Dan Woods, global head of intelligence for F5, which specializes in botnet protection, says thieves will take pictures of the numbers and barcodes on the backs of gift cards, then head to that retailer's "check balance" website, where they will use botnets to repeatedly bombard the site with PIN code guesses until they're able to log in to the card's account and steal its cash balance.

Retailers and other online businesses are under constant assault from botnets, Woods says, to the point where bots make up the vast majority of their website traffic. An F5 customer logged more than 6 billion botnet attacks in just a few weeks, he says, while another was forced to shut down its "check balance" website and replace it with a human-powered call center because bots kept crashing it. 

There's usually no way to tell whether a gift card's number has been stolen unless the criminal is brazen enough to have scratched off the PIN code's covering, but Woods recommends picking gift cards towards the back of the rack, or better yet, buying packaged cards where the number is covered.  

Elf on the Shelf isn't the only one watching, but does that really matter? 

The internet has changed a lot in recent years. Any site worth its salt is now encrypted, which means if someone did intercept your web traffic, for instance by logging onto the same Wi-Fi as you at the neighborhood coffee shop, it would be scrambled and useless.

For that reason, many security experts say a virtual private network, or VPN, which masks people's locations in addition to encrypting their data, is overkill for most folks.

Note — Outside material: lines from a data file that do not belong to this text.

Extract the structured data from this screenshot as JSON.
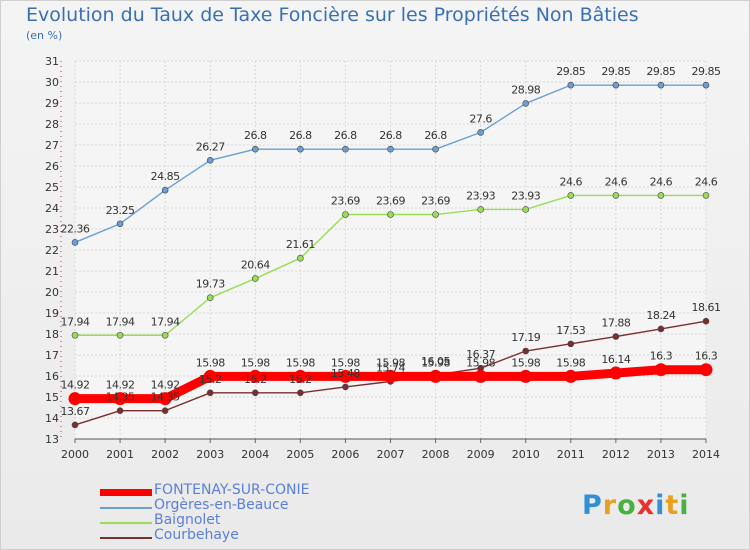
{
  "title": "Evolution du Taux de Taxe Foncière sur les Propriétés Non Bâties",
  "unit": "(en %)",
  "logo": "Proxiti",
  "logo_colors": [
    "#2f8fd8",
    "#e8a020",
    "#4ab040",
    "#e83030",
    "#2f8fd8",
    "#e8a020",
    "#4ab040"
  ],
  "chart_data": {
    "type": "line",
    "title": "Evolution du Taux de Taxe Foncière sur les Propriétés Non Bâties",
    "ylabel": "(en %)",
    "xlabel": "",
    "x": [
      2000,
      2001,
      2002,
      2003,
      2004,
      2005,
      2006,
      2007,
      2008,
      2009,
      2010,
      2011,
      2012,
      2013,
      2014
    ],
    "yticks": [
      13,
      14,
      15,
      16,
      17,
      18,
      19,
      20,
      21,
      22,
      23,
      24,
      25,
      26,
      27,
      28,
      29,
      30,
      31
    ],
    "ylim": [
      13,
      31
    ],
    "grid": true,
    "legend": "bottom-left",
    "series": [
      {
        "name": "FONTENAY-SUR-CONIE",
        "color": "#ff0000",
        "values": [
          14.92,
          14.92,
          14.92,
          15.98,
          15.98,
          15.98,
          15.98,
          15.98,
          15.98,
          15.98,
          15.98,
          15.98,
          16.14,
          16.3,
          16.3
        ],
        "labels": [
          "14.92",
          "14.92",
          "14.92",
          "15.98",
          "15.98",
          "15.98",
          "15.98",
          "15.98",
          "15.98",
          "15.98",
          "15.98",
          "15.98",
          "16.14",
          "16.3",
          "16.3"
        ]
      },
      {
        "name": "Orgères-en-Beauce",
        "color": "#6a9fd4",
        "values": [
          22.36,
          23.25,
          24.85,
          26.27,
          26.8,
          26.8,
          26.8,
          26.8,
          26.8,
          27.6,
          28.98,
          29.85,
          29.85,
          29.85,
          29.85
        ],
        "labels": [
          "22.36",
          "23.25",
          "24.85",
          "26.27",
          "26.8",
          "26.8",
          "26.8",
          "26.8",
          "26.8",
          "27.6",
          "28.98",
          "29.85",
          "29.85",
          "29.85",
          "29.85"
        ]
      },
      {
        "name": "Baignolet",
        "color": "#99dd55",
        "values": [
          17.94,
          17.94,
          17.94,
          19.73,
          20.64,
          21.61,
          23.69,
          23.69,
          23.69,
          23.93,
          23.93,
          24.6,
          24.6,
          24.6,
          24.6
        ],
        "labels": [
          "17.94",
          "17.94",
          "17.94",
          "19.73",
          "20.64",
          "21.61",
          "23.69",
          "23.69",
          "23.69",
          "23.93",
          "23.93",
          "24.6",
          "24.6",
          "24.6",
          "24.6"
        ]
      },
      {
        "name": "Courbehaye",
        "color": "#7a2f2f",
        "values": [
          13.67,
          14.35,
          14.35,
          15.2,
          15.2,
          15.2,
          15.48,
          15.74,
          16.05,
          16.37,
          17.19,
          17.53,
          17.88,
          18.24,
          18.61
        ],
        "labels": [
          "13.67",
          "14.35",
          "14.35",
          "15.2",
          "15.2",
          "15.2",
          "15.48",
          "15.74",
          "16.05",
          "16.37",
          "17.19",
          "17.53",
          "17.88",
          "18.24",
          "18.61"
        ]
      }
    ]
  }
}
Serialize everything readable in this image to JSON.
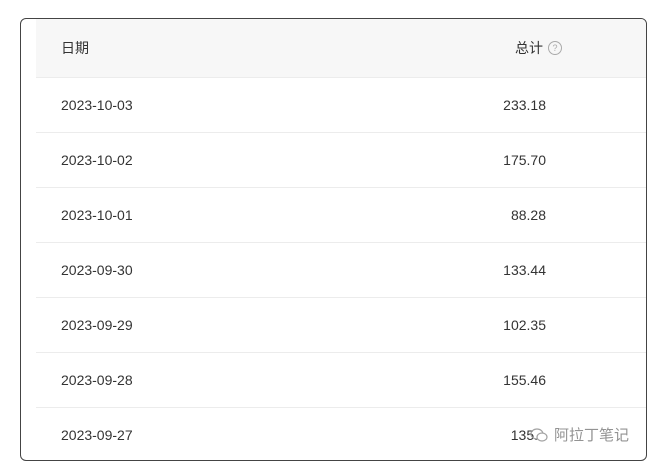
{
  "table": {
    "headers": {
      "date": "日期",
      "total": "总计",
      "help_icon": "question-circle-icon"
    },
    "rows": [
      {
        "date": "2023-10-03",
        "total": "233.18"
      },
      {
        "date": "2023-10-02",
        "total": "175.70"
      },
      {
        "date": "2023-10-01",
        "total": "88.28"
      },
      {
        "date": "2023-09-30",
        "total": "133.44"
      },
      {
        "date": "2023-09-29",
        "total": "102.35"
      },
      {
        "date": "2023-09-28",
        "total": "155.46"
      },
      {
        "date": "2023-09-27",
        "total": "135."
      }
    ]
  },
  "watermark": {
    "text": "阿拉丁笔记",
    "icon": "wechat-icon"
  }
}
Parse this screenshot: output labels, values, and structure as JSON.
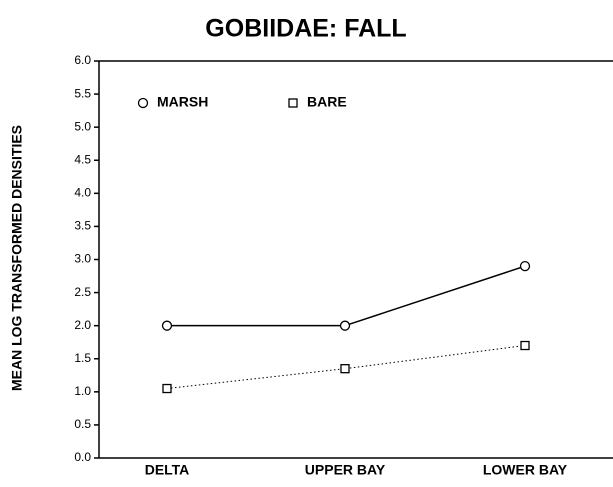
{
  "chart_data": {
    "type": "line",
    "title": "GOBIIDAE:  FALL",
    "y_label": "MEAN LOG TRANSFORMED DENSITIES",
    "categories": [
      "DELTA",
      "UPPER BAY",
      "LOWER BAY"
    ],
    "series": [
      {
        "name": "MARSH",
        "color": "#000000",
        "marker": "circle",
        "line_style": "solid",
        "values": [
          2.0,
          2.0,
          2.9
        ]
      },
      {
        "name": "BARE",
        "color": "#000000",
        "marker": "square",
        "line_style": "dotted",
        "values": [
          1.05,
          1.35,
          1.7
        ]
      }
    ],
    "ylim": [
      0,
      6
    ],
    "yticks": [
      {
        "value": 0,
        "label": "0.0"
      },
      0.5,
      {
        "value": 1,
        "label": "1.0"
      },
      1.5,
      {
        "value": 2,
        "label": "2.0"
      },
      2.5,
      {
        "value": 3,
        "label": "3.0"
      },
      3.5,
      {
        "value": 4,
        "label": "4.0"
      },
      4.5,
      {
        "value": 5,
        "label": "5.0"
      },
      5.5,
      {
        "value": 6,
        "label": "6.0"
      }
    ],
    "grid": false,
    "legend": "upper left"
  }
}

But both Jabbara and Sanchez-Rola say that while the chance of the average person being attacked online by a cybercriminal is remote, there's always the chance that they could accidentally connect to a malicious Wi-Fi network, especially in busy places like a mall or airport. That could put their data at risk of being captured, but a VPN would prevent that.

Regardless, basic cybersecurity precautions, which you should be taking year round, are a must if you want to ward off a visit from a cyber Krampus.

Make sure your devices and online accounts -- bank and credit cards, email, social media, shopping website log-ins, and so on -- are locked down before you start shopping. Update your operating systems, antivirus software and all of your apps.

All of your online accounts need strong, unique passwords. If you need help, use a password manager. Two-factor authentication, which requires a second identifier like a biometric or push notification sent to your phone, should always be enabled when available. 

If you're still worried about the security of the free internet at your local store, use the cellular connection on your smartphone instead. It's a lot more secure than just about any Wi-Fi connection out there.